Xav pushed up his goggles and searched for a way down, finding the cut of a dry wash that snaked to the bottom of the steep hill. Paw prints were impressed into the wash’s dust, so he knew Lindsay had taken this route.

Xav smothered curses as he slipped and slid along in her wake, wishing he had the nimbleness of a Shifter. Grunts and smothered growls behind him told him his men weren’t thrilled with the path either.

They made it to the bottom without mishap, and Xav led his men cautiously toward where Tiger and Lindsay waited.

The remains of a helicopter, an R44, Xav could see, lay on its side, parts from its twisted blades scattered on the ground around it. The pilot had tried to set down in the lake bed but hadn’t been entirely successful.

The copter hadn’t caught fire, though these models had that history, and obviously the men had all managed to escape. Jeff must have been in the seat that hit the ground inside, with the frame bending around it.

Thankfully Jeff’s fellow passengers hadn’t been callous enough to simply leave him there. Though if they’d realized then how injured he was, Xav thought darkly, they might have.

Dean had been with them, Jeff had said.

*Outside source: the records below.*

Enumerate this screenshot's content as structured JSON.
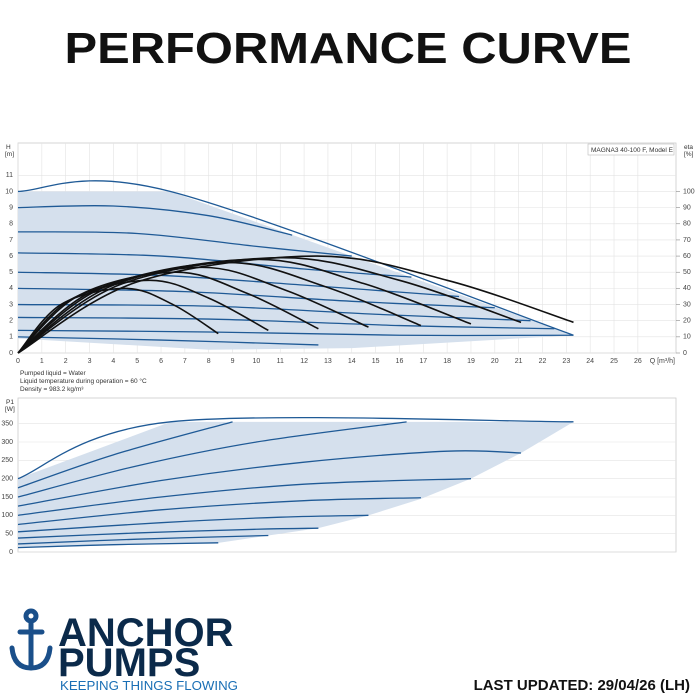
{
  "header": {
    "title": "PERFORMANCE CURVE"
  },
  "chart_data": [
    {
      "type": "line",
      "y_label": "H",
      "y_unit": "[m]",
      "y2_label": "eta",
      "y2_unit": "[%]",
      "x_label": "Q [m³/h]",
      "model": "MAGNA3 40-100 F, Model E",
      "notes": [
        "Pumped liquid = Water",
        "Liquid temperature during operation = 60 °C",
        "Density = 983.2 kg/m³"
      ],
      "xlim": [
        0,
        27.6
      ],
      "xticks": [
        0,
        1,
        2,
        3,
        4,
        5,
        6,
        7,
        8,
        9,
        10,
        11,
        12,
        13,
        14,
        15,
        16,
        17,
        18,
        19,
        20,
        21,
        22,
        23,
        24,
        25,
        26
      ],
      "ylim": [
        0,
        13
      ],
      "yticks": [
        0,
        1,
        2,
        3,
        4,
        5,
        6,
        7,
        8,
        9,
        10,
        11
      ],
      "y2lim": [
        0,
        130
      ],
      "y2ticks": [
        0,
        10,
        20,
        30,
        40,
        50,
        60,
        70,
        80,
        90,
        100
      ],
      "grid": true,
      "envelope": {
        "color": "#d5e0ed",
        "x": [
          0,
          6.4,
          23.3,
          14,
          8,
          0
        ],
        "values": [
          10,
          10,
          1.1,
          0.3,
          0.2,
          0.9
        ]
      },
      "series": [
        {
          "color": "#1f5a96",
          "x": [
            0,
            6.4,
            23.3
          ],
          "values": [
            10,
            10,
            1.1
          ]
        },
        {
          "color": "#1f5a96",
          "x": [
            0,
            4,
            8,
            11.5
          ],
          "values": [
            9,
            9.1,
            8.5,
            7.3
          ]
        },
        {
          "color": "#1f5a96",
          "x": [
            0,
            5,
            10,
            14
          ],
          "values": [
            7.5,
            7.4,
            6.6,
            6.0
          ]
        },
        {
          "color": "#1f5a96",
          "x": [
            0,
            6,
            12,
            16.5
          ],
          "values": [
            6.2,
            6.0,
            5.2,
            4.7
          ]
        },
        {
          "color": "#1f5a96",
          "x": [
            0,
            6,
            12,
            18.5
          ],
          "values": [
            5,
            4.8,
            4.2,
            3.5
          ]
        },
        {
          "color": "#1f5a96",
          "x": [
            0,
            7,
            14,
            20
          ],
          "values": [
            4,
            3.8,
            3.2,
            2.8
          ]
        },
        {
          "color": "#1f5a96",
          "x": [
            0,
            8,
            15,
            21.5
          ],
          "values": [
            3,
            2.9,
            2.4,
            2.0
          ]
        },
        {
          "color": "#1f5a96",
          "x": [
            0,
            8,
            16,
            22.5
          ],
          "values": [
            2.2,
            2.1,
            1.7,
            1.5
          ]
        },
        {
          "color": "#1f5a96",
          "x": [
            0,
            8,
            16,
            23.3
          ],
          "values": [
            1.4,
            1.3,
            1.1,
            1.1
          ]
        },
        {
          "color": "#1f5a96",
          "x": [
            0,
            6,
            12.6
          ],
          "values": [
            1.0,
            0.8,
            0.5
          ]
        },
        {
          "color": "#111111",
          "axis": "y2",
          "x": [
            0,
            1.8,
            4.5,
            6.5,
            8.4
          ],
          "values": [
            0,
            30,
            40,
            30,
            12
          ]
        },
        {
          "color": "#111111",
          "axis": "y2",
          "x": [
            0,
            2.2,
            5.5,
            8,
            10.5
          ],
          "values": [
            0,
            33,
            45,
            34,
            14
          ]
        },
        {
          "color": "#111111",
          "axis": "y2",
          "x": [
            0,
            2.6,
            6.6,
            9.6,
            12.6
          ],
          "values": [
            0,
            36,
            50,
            37,
            15
          ]
        },
        {
          "color": "#111111",
          "axis": "y2",
          "x": [
            0,
            3.1,
            7.7,
            11.2,
            14.7
          ],
          "values": [
            0,
            38,
            53,
            39,
            16
          ]
        },
        {
          "color": "#111111",
          "axis": "y2",
          "x": [
            0,
            3.5,
            8.8,
            12.9,
            16.9
          ],
          "values": [
            0,
            40,
            56,
            41,
            17
          ]
        },
        {
          "color": "#111111",
          "axis": "y2",
          "x": [
            0,
            4,
            10,
            14.5,
            19
          ],
          "values": [
            0,
            42,
            58,
            43,
            18
          ]
        },
        {
          "color": "#111111",
          "axis": "y2",
          "x": [
            0,
            4.4,
            11,
            16,
            21.1
          ],
          "values": [
            0,
            43,
            59,
            45,
            19
          ]
        },
        {
          "color": "#111111",
          "axis": "y2",
          "x": [
            0,
            5,
            12.5,
            18,
            23.3
          ],
          "values": [
            0,
            44,
            60,
            45,
            19
          ]
        }
      ]
    },
    {
      "type": "line",
      "y_label": "P1",
      "y_unit": "[W]",
      "xlim": [
        0,
        27.6
      ],
      "ylim": [
        0,
        420
      ],
      "yticks": [
        0,
        50,
        100,
        150,
        200,
        250,
        300,
        350
      ],
      "grid": true,
      "envelope": {
        "color": "#d5e0ed",
        "x": [
          0,
          6.4,
          23.3,
          21.1,
          19,
          16.9,
          14.7,
          12.6,
          10.5,
          8.4,
          0
        ],
        "values": [
          200,
          355,
          355,
          270,
          200,
          145,
          100,
          65,
          45,
          25,
          12
        ]
      },
      "series": [
        {
          "color": "#1f5a96",
          "x": [
            0,
            6.4,
            23.3
          ],
          "values": [
            200,
            355,
            355
          ]
        },
        {
          "color": "#1f5a96",
          "x": [
            0,
            4,
            9
          ],
          "values": [
            175,
            265,
            355
          ]
        },
        {
          "color": "#1f5a96",
          "x": [
            0,
            5,
            10,
            16.3
          ],
          "values": [
            150,
            235,
            300,
            355
          ]
        },
        {
          "color": "#1f5a96",
          "x": [
            0,
            6,
            12,
            18,
            21.1
          ],
          "values": [
            125,
            195,
            245,
            275,
            270
          ]
        },
        {
          "color": "#1f5a96",
          "x": [
            0,
            6,
            12,
            19
          ],
          "values": [
            100,
            150,
            185,
            200
          ]
        },
        {
          "color": "#1f5a96",
          "x": [
            0,
            6,
            12,
            16.9
          ],
          "values": [
            75,
            115,
            140,
            148
          ]
        },
        {
          "color": "#1f5a96",
          "x": [
            0,
            6,
            11,
            14.7
          ],
          "values": [
            55,
            80,
            95,
            100
          ]
        },
        {
          "color": "#1f5a96",
          "x": [
            0,
            5,
            10,
            12.6
          ],
          "values": [
            38,
            52,
            62,
            65
          ]
        },
        {
          "color": "#1f5a96",
          "x": [
            0,
            5,
            10.5
          ],
          "values": [
            22,
            35,
            45
          ]
        },
        {
          "color": "#1f5a96",
          "x": [
            0,
            4,
            8.4
          ],
          "values": [
            12,
            20,
            25
          ]
        }
      ]
    }
  ],
  "logo": {
    "line1": "ANCHOR",
    "line2": "PUMPS",
    "tagline": "KEEPING THINGS FLOWING"
  },
  "footer": {
    "updated": "LAST UPDATED: 29/04/26 (LH)"
  }
}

Though R44s only sat three and a pilot, and Jeff had been hurt, Dean must not have been able to get away from the other two. He’d been forced to walk out with them to whoever had come to pick them up.

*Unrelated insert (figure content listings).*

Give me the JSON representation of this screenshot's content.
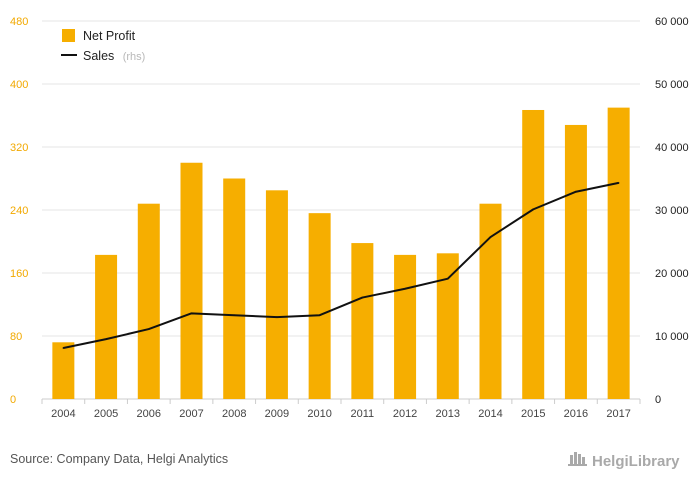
{
  "colors": {
    "bar": "#f6ae00",
    "line": "#111111",
    "left_axis_text": "#f2a900",
    "grid": "#e6e6e6",
    "logo": "#a9a9a9"
  },
  "chart_data": {
    "type": "bar",
    "categories": [
      "2004",
      "2005",
      "2006",
      "2007",
      "2008",
      "2009",
      "2010",
      "2011",
      "2012",
      "2013",
      "2014",
      "2015",
      "2016",
      "2017"
    ],
    "series": [
      {
        "name": "Net Profit",
        "type": "bar",
        "axis": "left",
        "values": [
          72,
          183,
          248,
          300,
          280,
          265,
          236,
          198,
          183,
          185,
          248,
          367,
          348,
          370
        ]
      },
      {
        "name": "Sales",
        "name_suffix": "(rhs)",
        "type": "line",
        "axis": "right",
        "values": [
          8100,
          9500,
          11100,
          13600,
          13300,
          13000,
          13300,
          16100,
          17500,
          19100,
          25700,
          30100,
          32900,
          34300
        ]
      }
    ],
    "left_axis": {
      "ylim": [
        0,
        480
      ],
      "ticks": [
        "0",
        "80",
        "160",
        "240",
        "320",
        "400",
        "480"
      ]
    },
    "right_axis": {
      "ylim": [
        0,
        60000
      ],
      "ticks": [
        "0",
        "10 000",
        "20 000",
        "30 000",
        "40 000",
        "50 000",
        "60 000"
      ]
    },
    "legend_position": "top-left",
    "grid": true
  },
  "footer": {
    "source": "Source: Company Data, Helgi Analytics",
    "logo_text": "HelgiLibrary"
  }
}
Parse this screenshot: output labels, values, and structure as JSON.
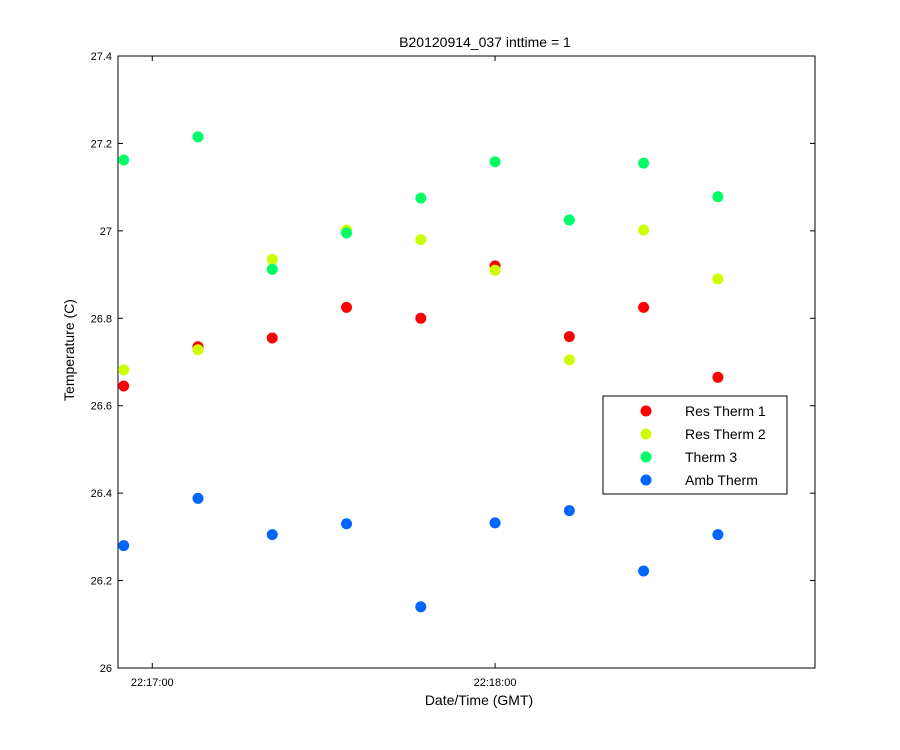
{
  "chart_data": {
    "type": "scatter",
    "title": "B20120914_037 inttime = 1",
    "xlabel": "Date/Time (GMT)",
    "ylabel": "Temperature (C)",
    "ylim": [
      26,
      27.4
    ],
    "yticks": [
      26,
      26.2,
      26.4,
      26.6,
      26.8,
      27,
      27.2,
      27.4
    ],
    "ytick_labels": [
      "26",
      "26.2",
      "26.4",
      "26.6",
      "26.8",
      "27",
      "27.2",
      "27.4"
    ],
    "xlim_seconds": [
      0,
      122
    ],
    "xticks": [
      {
        "seconds": 6,
        "label": "22:17:00"
      },
      {
        "seconds": 66,
        "label": "22:18:00"
      }
    ],
    "x_seconds": [
      1,
      14,
      27,
      40,
      53,
      66,
      79,
      92,
      105
    ],
    "series": [
      {
        "name": "Res Therm 1",
        "color": "#ff0000",
        "values": [
          26.645,
          26.735,
          26.755,
          26.825,
          26.8,
          26.92,
          26.758,
          26.825,
          26.665
        ]
      },
      {
        "name": "Res Therm 2",
        "color": "#ccff00",
        "values": [
          26.682,
          26.728,
          26.935,
          27.002,
          26.98,
          26.91,
          26.705,
          27.002,
          26.89
        ]
      },
      {
        "name": "Therm 3",
        "color": "#00ff66",
        "values": [
          27.162,
          27.215,
          26.912,
          26.995,
          27.075,
          27.158,
          27.025,
          27.155,
          27.078
        ]
      },
      {
        "name": "Amb Therm",
        "color": "#0066ff",
        "values": [
          26.28,
          26.388,
          26.305,
          26.33,
          26.14,
          26.332,
          26.36,
          26.222,
          26.305
        ]
      }
    ],
    "legend_position": "right"
  }
}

That the three men had been retrieved, Xav had no doubt. If not, Xav’s team would have found their bodies littering the way to the crash site.

“Why did they come here in the first place?” Xav wondered. “If they were moving to a new compound, why fly out to the middle of nowhere? Were they setting up someplace near here?”

“That Jeff guy might know,” Mitchell said, sounding more like his usual self. “Though if he’s low in the hierarchy, as he claims, they wouldn’t necessarily tell him.”

“AC tased him before he could say very much. I have to wonder why.” Xav moved to Lindsay as he contemplated the sad remains of the copter. “Smell anything interesting?” he asked her.

Tiger was moving aside the remains of the door that had stuck into the air. He leaned over the body of the helicopter and peered inside.

“Careful,” Mitchell told him. “There might still be fuel leaking. Sparks can trigger a fire.”

Tiger ignored him. He’d know how to prevent the remains catching fire—the man knew how to do everything else, so why not this too?

Lindsay quietly left Xav’s side and joined Tiger. She leapt softly onto the top of the wreck, it moving not at all with her weight, and delicately sniffed the interior.

When Tiger lifted himself away from the door, Lindsay slipped past him and dropped inside.

Xav watched in horror as the entire helicopter groaned with the impact of her landing and slowly rolled over on its rounded frame, trapping Lindsay inside.